49. (1) À tout moment avant que la Cour fédérale rende une décision en dernier ressort à l’égard de l’appel qui a fait l’objet d’une décision ou dont le désistement a été prononcé, l’appelant peut demander à la Section de rouvrir cet appel.

(2) La demande est faite conformément à la règle 37. Si la demande est faite par la personne en cause, celle-ci transmet à la Section l’original et une copie de la demande et indique dans sa demande ses coordonnées et, si elle est représentée par un conseil, les coordonnées de celui-ci et toute restriction à son mandat.

(3) La Section transmet sans délai au ministre une copie de la demande faite par la personne en cause.

(4) S’il est allégué dans sa demande que son conseil, dans les procédures faisant l’objet de la demande, l’a représentée inadéquatement :

a) la personne en cause transmet une copie de la demande au conseil, puis l’original et une copie à la Section;

b) la demande transmise à la Section est accompagnée d’une preuve de la transmission d’une copie au conseil.

(5) La demande est accompagnée d’une copie de toute demande d’autorisation de présenter une demande de contrôle judiciaire en instance ou de toute demande de contrôle judiciaire en instance.

(6) La Section ne peut accueillir la demande que si un manquement à un principe de justice naturelle est établi.

(7) Pour statuer sur la demande, la Section prend en considération tout élément pertinent, notamment :

a) la question de savoir si la demande a été faite en temps opportun et la justification de tout retard;

b) si l’appelant n’a pas présenté une demande d’autorisation de présenter une demande de contrôle judiciaire ou une demande de contrôle judiciaire, les raisons pour lesquelles il ne l’a pas fait.

(8) Si l’appelant a déjà présenté une demande de réouverture d’un appel qui a été refusée, la Section prend en considération les motifs du refus et ne peut accueillir la demande subséquente, sauf en cas de circonstances exceptionnelles fondées sur l’existence de nouveaux éléments de preuve.

(9) Si une demande d’autorisation de présenter une demande de contrôle judiciaire en instance ou une demande de contrôle judiciaire en instance est fondée sur des motifs identiques ou similaires, la Section, dès que possible, soit accueille la demande de réouverture si cela est nécessaire pour traiter avec célérité et efficacité les appels, soit rejette la demande.

[19]           I agree with the respondent that while there is no jurisprudence on the standard of review to be adopted when reviewing a decision under RAD Rule 49, there is jurisprudence that addresses the question where the Court is reviewing a reopening decision of the RPD made under Rule 62 of the Refugee Protection Division Rules, SOR/2012-256 [RPD Rules]. Sub-rule 62(6) of the RPD Rules contains an identical provision to sub-rule 49(6) of the RAD Rules.

[20]           Justice George Locke, in Djilal v Canada (Minister of Citizenship and Immigration), 2014 FC 812 at paragraphs 5 through 7 addresses the standard of review to be applied under sub-rule 62(6) of the RPD Rules. I am of the view that his analysis is relevant in determining the standard of review that I adopt in considering the RAD’s decision in this case:

[5]        The applicants argue that, because this application concerns a question of natural justice, the applicable standard of review is correctness. The applicants rely on Emani v Canada (Citizenship and Immigration), 2009 FC 520 at paragraph 14.

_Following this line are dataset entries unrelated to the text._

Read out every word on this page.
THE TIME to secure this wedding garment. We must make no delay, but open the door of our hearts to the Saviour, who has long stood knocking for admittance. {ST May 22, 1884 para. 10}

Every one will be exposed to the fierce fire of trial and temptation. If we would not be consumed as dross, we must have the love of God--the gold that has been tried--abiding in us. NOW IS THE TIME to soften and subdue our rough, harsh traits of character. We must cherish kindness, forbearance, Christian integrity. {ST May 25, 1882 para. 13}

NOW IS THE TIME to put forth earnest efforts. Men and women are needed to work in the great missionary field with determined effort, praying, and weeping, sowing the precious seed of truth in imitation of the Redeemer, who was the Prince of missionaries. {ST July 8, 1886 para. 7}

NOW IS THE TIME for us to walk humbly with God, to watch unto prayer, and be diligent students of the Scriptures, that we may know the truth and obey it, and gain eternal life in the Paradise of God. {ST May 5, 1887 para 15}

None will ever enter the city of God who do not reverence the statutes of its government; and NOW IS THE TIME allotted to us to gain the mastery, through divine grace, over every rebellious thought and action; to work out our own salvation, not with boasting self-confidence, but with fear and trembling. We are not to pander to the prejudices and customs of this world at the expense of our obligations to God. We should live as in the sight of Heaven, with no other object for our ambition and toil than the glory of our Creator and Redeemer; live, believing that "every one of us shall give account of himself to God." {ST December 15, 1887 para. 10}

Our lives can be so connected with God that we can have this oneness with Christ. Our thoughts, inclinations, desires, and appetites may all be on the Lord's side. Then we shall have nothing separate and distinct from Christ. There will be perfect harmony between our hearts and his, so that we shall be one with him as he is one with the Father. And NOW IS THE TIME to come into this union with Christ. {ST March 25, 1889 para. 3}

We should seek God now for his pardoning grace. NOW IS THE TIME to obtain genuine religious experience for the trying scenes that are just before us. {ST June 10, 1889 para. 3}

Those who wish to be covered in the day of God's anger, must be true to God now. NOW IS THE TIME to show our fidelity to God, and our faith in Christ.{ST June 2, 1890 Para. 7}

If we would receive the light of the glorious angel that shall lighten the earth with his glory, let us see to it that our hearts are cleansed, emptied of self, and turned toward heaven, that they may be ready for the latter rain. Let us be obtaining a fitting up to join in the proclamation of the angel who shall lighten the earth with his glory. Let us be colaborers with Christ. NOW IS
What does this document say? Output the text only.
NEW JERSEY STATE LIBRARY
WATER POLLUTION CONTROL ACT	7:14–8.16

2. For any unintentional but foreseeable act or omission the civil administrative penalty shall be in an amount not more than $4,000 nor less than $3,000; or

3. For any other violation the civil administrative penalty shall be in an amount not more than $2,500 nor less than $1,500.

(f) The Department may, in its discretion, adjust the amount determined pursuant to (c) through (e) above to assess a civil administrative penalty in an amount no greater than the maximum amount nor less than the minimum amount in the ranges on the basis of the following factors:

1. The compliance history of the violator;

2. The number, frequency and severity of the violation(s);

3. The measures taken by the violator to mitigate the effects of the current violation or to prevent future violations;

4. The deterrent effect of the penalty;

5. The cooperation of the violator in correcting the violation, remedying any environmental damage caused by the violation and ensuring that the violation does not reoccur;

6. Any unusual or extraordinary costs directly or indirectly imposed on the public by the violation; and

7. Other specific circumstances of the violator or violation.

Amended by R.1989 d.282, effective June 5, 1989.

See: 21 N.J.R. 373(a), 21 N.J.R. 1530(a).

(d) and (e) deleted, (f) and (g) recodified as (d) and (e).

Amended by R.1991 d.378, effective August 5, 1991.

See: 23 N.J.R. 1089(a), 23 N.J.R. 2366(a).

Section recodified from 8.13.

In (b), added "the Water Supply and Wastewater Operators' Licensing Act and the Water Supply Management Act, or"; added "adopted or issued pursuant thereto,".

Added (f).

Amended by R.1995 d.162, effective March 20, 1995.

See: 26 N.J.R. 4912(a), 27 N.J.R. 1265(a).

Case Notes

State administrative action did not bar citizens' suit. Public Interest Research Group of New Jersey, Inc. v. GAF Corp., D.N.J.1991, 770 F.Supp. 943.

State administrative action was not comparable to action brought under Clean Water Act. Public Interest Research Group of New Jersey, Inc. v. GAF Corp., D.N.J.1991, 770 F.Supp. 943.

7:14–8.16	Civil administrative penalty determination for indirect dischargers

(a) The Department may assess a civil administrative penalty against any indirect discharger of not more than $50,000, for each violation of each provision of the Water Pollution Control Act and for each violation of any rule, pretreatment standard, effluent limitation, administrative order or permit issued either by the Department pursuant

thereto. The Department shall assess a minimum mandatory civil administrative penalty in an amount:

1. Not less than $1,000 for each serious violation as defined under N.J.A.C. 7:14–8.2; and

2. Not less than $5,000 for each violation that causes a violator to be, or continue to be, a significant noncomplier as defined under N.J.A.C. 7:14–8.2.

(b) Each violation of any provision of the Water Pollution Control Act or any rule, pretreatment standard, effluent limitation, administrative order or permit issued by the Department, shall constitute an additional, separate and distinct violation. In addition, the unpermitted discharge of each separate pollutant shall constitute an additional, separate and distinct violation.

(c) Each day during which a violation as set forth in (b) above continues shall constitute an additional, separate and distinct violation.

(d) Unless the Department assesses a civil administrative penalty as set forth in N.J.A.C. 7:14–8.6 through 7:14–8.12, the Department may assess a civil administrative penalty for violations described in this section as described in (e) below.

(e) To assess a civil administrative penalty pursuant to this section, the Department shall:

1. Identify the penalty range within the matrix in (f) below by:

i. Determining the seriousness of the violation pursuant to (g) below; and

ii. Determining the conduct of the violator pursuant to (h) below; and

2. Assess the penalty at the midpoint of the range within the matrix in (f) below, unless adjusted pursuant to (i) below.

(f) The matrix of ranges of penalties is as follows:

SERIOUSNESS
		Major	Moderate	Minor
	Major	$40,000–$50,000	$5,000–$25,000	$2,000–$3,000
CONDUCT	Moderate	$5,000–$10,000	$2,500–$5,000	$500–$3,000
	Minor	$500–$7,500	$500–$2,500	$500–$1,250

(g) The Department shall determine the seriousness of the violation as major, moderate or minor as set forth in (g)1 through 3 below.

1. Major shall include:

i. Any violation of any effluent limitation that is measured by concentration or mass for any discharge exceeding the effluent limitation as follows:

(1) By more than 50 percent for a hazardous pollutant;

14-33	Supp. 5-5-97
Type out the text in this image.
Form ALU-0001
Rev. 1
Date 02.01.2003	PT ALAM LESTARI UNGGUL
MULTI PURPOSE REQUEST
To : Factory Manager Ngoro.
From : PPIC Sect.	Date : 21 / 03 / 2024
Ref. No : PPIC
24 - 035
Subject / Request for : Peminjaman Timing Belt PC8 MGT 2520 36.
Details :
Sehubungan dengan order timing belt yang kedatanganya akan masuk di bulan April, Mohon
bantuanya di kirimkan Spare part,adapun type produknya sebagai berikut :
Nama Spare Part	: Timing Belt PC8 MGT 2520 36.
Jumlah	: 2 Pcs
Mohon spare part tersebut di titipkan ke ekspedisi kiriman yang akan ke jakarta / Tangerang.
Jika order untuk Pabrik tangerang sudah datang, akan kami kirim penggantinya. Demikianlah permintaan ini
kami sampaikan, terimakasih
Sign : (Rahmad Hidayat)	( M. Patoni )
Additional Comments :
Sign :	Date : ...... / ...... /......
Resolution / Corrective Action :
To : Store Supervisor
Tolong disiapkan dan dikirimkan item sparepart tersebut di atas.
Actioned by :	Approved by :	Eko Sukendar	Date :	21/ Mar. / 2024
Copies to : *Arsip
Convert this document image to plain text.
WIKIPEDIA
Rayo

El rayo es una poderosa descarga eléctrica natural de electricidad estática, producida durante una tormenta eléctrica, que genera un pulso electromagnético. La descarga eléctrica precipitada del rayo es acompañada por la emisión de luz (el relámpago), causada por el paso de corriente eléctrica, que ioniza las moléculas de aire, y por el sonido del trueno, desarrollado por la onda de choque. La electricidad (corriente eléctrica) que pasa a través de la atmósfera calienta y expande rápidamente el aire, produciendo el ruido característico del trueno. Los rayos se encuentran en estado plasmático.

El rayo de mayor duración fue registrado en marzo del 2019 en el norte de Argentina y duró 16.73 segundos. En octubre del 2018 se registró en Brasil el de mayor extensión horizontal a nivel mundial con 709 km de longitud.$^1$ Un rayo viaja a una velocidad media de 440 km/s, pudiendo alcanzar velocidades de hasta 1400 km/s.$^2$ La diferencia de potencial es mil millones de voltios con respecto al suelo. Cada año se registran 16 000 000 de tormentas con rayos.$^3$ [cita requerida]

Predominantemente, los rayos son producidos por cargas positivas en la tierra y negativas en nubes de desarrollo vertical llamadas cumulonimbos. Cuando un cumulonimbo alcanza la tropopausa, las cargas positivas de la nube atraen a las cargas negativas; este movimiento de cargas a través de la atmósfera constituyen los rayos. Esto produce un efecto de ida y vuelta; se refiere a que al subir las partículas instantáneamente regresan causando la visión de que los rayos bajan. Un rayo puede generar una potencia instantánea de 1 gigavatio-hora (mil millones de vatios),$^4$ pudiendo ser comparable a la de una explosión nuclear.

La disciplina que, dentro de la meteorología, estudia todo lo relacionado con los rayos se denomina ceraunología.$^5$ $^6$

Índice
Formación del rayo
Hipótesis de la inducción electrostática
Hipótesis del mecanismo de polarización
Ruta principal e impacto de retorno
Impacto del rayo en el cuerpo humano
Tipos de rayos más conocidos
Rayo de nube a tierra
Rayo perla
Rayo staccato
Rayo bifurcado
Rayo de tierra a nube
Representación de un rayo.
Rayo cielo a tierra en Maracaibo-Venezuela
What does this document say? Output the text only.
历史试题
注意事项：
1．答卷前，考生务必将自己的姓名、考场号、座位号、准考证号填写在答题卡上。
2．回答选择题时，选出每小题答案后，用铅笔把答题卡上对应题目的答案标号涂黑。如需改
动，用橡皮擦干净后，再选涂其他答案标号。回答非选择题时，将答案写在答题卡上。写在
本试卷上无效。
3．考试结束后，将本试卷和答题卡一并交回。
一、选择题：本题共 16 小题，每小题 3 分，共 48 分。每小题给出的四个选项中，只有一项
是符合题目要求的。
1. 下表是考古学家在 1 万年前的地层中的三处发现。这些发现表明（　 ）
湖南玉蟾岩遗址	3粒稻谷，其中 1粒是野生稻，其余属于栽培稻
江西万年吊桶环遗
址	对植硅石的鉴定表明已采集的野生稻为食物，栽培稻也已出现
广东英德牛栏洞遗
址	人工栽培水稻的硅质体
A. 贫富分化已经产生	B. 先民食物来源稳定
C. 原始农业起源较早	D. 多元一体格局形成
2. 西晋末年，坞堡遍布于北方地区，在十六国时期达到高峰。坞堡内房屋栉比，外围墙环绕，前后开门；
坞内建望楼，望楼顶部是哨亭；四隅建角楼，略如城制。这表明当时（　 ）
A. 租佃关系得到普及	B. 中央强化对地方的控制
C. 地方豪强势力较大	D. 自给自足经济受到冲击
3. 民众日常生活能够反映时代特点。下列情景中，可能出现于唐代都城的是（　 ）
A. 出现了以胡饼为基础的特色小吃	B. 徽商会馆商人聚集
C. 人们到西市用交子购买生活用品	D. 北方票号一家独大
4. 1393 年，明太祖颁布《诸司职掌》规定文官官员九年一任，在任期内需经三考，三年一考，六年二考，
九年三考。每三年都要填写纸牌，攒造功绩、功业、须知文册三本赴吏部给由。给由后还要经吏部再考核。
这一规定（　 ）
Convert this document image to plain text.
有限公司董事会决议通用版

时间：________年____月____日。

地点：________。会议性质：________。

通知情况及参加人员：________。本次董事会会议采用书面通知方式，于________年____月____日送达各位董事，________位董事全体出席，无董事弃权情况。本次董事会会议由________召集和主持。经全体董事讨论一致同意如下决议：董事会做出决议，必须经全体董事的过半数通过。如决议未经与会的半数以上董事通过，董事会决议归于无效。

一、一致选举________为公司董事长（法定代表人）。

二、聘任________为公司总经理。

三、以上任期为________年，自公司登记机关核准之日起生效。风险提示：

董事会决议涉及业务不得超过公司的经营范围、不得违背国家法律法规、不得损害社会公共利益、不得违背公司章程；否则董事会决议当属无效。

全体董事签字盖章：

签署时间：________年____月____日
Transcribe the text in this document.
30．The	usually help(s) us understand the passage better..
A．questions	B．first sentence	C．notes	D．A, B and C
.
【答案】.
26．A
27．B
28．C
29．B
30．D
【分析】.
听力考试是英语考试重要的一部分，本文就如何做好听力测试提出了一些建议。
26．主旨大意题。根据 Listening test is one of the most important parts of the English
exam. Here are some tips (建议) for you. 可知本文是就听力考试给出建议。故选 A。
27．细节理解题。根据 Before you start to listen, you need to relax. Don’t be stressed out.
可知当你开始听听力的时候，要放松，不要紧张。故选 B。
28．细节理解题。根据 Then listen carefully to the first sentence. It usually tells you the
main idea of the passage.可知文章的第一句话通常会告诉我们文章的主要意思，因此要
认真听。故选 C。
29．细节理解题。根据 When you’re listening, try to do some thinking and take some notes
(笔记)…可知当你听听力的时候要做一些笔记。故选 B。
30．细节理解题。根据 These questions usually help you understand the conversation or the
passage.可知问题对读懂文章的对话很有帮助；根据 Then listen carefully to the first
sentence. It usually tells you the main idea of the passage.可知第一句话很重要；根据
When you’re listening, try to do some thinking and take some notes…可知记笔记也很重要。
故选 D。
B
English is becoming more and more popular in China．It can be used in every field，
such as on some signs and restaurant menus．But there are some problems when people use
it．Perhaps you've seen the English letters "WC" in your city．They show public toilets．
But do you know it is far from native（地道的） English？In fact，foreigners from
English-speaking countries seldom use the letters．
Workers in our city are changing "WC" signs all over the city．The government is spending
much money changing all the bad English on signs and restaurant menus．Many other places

[6]        However, the respondent maintains that, in an application for judicial review of a decision by the RPD on an application to reopen a refugee claim, the applicable standard of review is reasonableness because it is a question of mixed fact and law. That is the case even though the application for judicial review concerns a question of natural justice. The respondent refers to the following decisions: Orozco v Canada (Citizenship and Immigration), 2008 FC 270 at paragraphs 24 to 26; and Gurgus v Canada (Citizenship and Immigration), 2014 FC 9 at paragraph 19.

[7]        I am of the opinion that the respondent is correct. Several other decisions on this subject are consistent with the respondent's position. I will therefore apply the reasonableness standard.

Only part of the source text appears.